Cette différence maximum de 40 FCFA représente une économie de 0,5 % sur le prix d’achat du Ciment, si effectivement, elle est répercutée sur le prix de vente du Ciment, et que le citoyen Ivoirien en bénéficie.
Selon nos informations, le problème est que cette économie potentielle est éphémère et volatile, parce qu’elle est liée à l’évolution du prix des matières premières, qui, rappelons-le, pour le polypropylène est très fluctuant et dépend fortement des variations du prix du pétrole.

Ainsi la volatilité des prix du polypropylène ne permet pas aux producteurs de sacs en plastique d’offrir des validités de prix sur de longues durées (trimestre généralement), alors que les producteurs de sacs en papier kraft, ont assuré s’être toujours engagés sur une stabilité des prix d’au moins 6 mois, voire une année.
Le second argument pour les adversaires du papier est le fait qu’ils ne voient aucun inconvénient ou problème à conditionner le ciment dans des sacs en polypropylène, au même titre que le riz, la farine et le sucre. Pourtant à en croire, les informations en notre possession, il y’a bel et bien des inconvénients réels et forts sérieux.
Ainsi au niveau des données chiffrées, l’on note que la consommation annuelle de la Côte d’Ivoire pour ces 3 matières que sont le riz, la farine et le sucre (en conditionnement de 50 kg) ne dépasse pas 200000 tonnes, soit 4 millions de sacs équivalant de 50 kg, alors que le marché du ciment est exclusivement conditionné dans des sacs de 50 kg totalisant un volume 100 millions de sacs approximativement comme nous le soulignions ci-dessus. De ce fait, il apparaît très risqué, aux dires des industriels du papier, de faire une extrapolation d’un segment à l’autre, et de créer des incidences sur l’environnement des populations.
Par ailleurs, toujours selon les industriels du papier kraft, les promoteurs de l’emballage en plastique n’ont pas une capacité de production suffisante pour couvrir le besoin de 100 millions de sacs pour le secteur du ciment, un chiffre qui sera appelé à augmenter rapidement avec la mise en service des nouvelles capacités de production de ciment.

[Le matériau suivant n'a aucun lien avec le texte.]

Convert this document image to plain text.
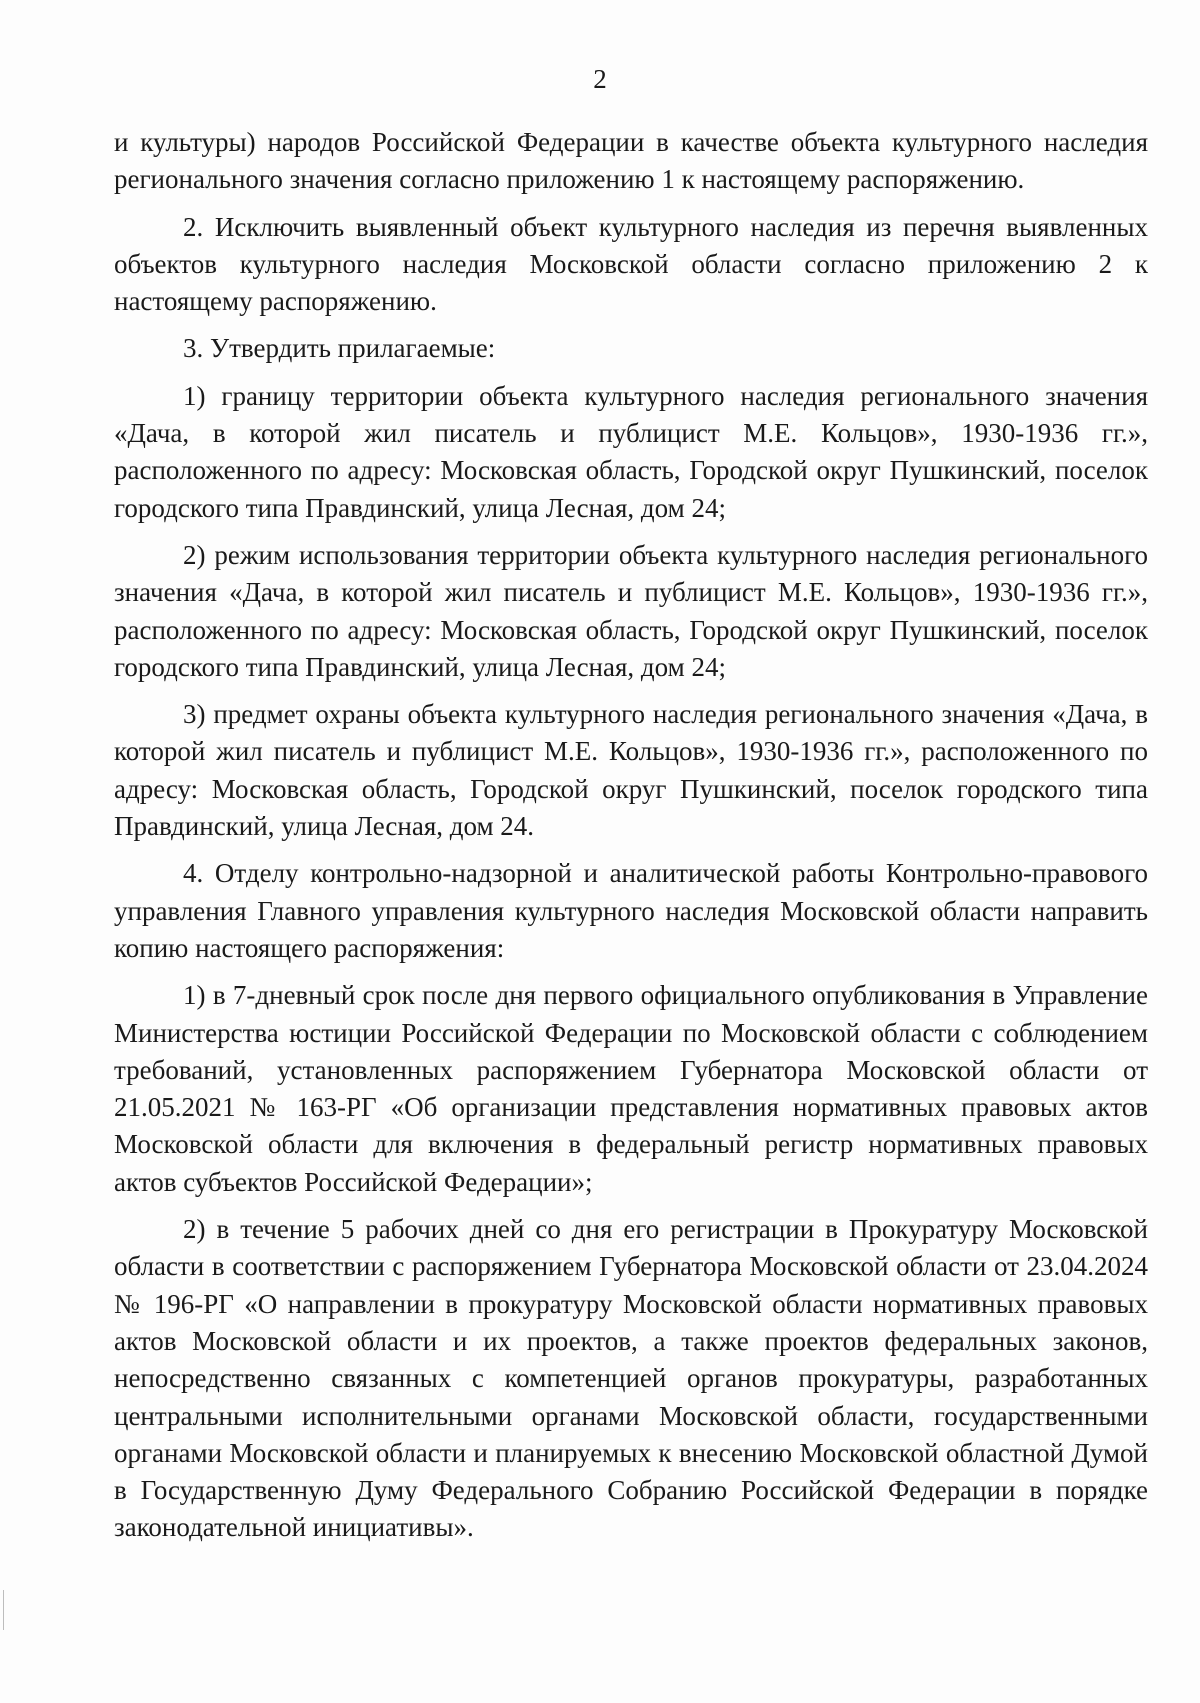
2

и культуры) народов Российской Федерации в качестве объекта культурного наследия регионального значения согласно приложению 1 к настоящему распоряжению.

2. Исключить выявленный объект культурного наследия из перечня выявленных объектов культурного наследия Московской области согласно приложению 2 к настоящему распоряжению.

3. Утвердить прилагаемые:

1) границу территории объекта культурного наследия регионального значения «Дача, в которой жил писатель и публицист М.Е. Кольцов», 1930-1936 гг.», расположенного по адресу: Московская область, Городской округ Пушкинский, поселок городского типа Правдинский, улица Лесная, дом 24;

2) режим использования территории объекта культурного наследия регионального значения «Дача, в которой жил писатель и публицист М.Е. Кольцов», 1930-1936 гг.», расположенного по адресу: Московская область, Городской округ Пушкинский, поселок городского типа Правдинский, улица Лесная, дом 24;

3) предмет охраны объекта культурного наследия регионального значения «Дача, в которой жил писатель и публицист М.Е. Кольцов», 1930-1936 гг.», расположенного по адресу: Московская область, Городской округ Пушкинский, поселок городского типа Правдинский, улица Лесная, дом 24.

4. Отделу контрольно-надзорной и аналитической работы Контрольно-правового управления Главного управления культурного наследия Московской области направить копию настоящего распоряжения:

1) в 7-дневный срок после дня первого официального опубликования в Управление Министерства юстиции Российской Федерации по Московской области с соблюдением требований, установленных распоряжением Губернатора Московской области от 21.05.2021 № 163-РГ «Об организации представления нормативных правовых актов Московской области для включения в федеральный регистр нормативных правовых актов субъектов Российской Федерации»;

2) в течение 5 рабочих дней со дня его регистрации в Прокуратуру Московской области в соответствии с распоряжением Губернатора Московской области от 23.04.2024 № 196-РГ «О направлении в прокуратуру Московской области нормативных правовых актов Московской области и их проектов, а также проектов федеральных законов, непосредственно связанных с компетенцией органов прокуратуры, разработанных центральными исполнительными органами Московской области, государственными органами Московской области и планируемых к внесению Московской областной Думой в Государственную Думу Федерального Собранию Российской Федерации в порядке законодательной инициативы».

Ils ont ajouté que le risque de voir la Côte d’Ivoire basculer, de nouveau, à un statut d’importateur d’emballage est bien réel, si le ciment est conditionné en sacs polypropylène, alors que ce risque est totalement nul avec les sacs en papier Kraft.
Un troisième point est le caractère fort polluant de ces sacs en matière plastique malgré ce qu’en disent les industriels de ce secteur. En effet, les sacs en polypropylène ne sont pas biodégradables. Chaque sac polluera, d’une façon agressive la faune et la flore, pendant une période allant de 40 à 50 années, qui correspond à la durée nécessaire pour voir ces sacs se dissoudre dans la nature. Chaque million de tonnes de Ciment conditionné dans des sacs en polypropylène représente 20 millions de ‘’grands’’ sacs qui ne disparaîtront que dans 40 à 50 années. Les possibilités de recyclage du sac Ciment usagé en polypropylène sont très limitées car d’une part, les structures de recyclage ne sont pas nombreuses en Côte d’Ivoire et ne couvrent pas l’ensemble du territoire, et d’autre part la collecte des sacs usagés est très peu développée, voire inexistante sur une grande partie du territoire Ivoirien.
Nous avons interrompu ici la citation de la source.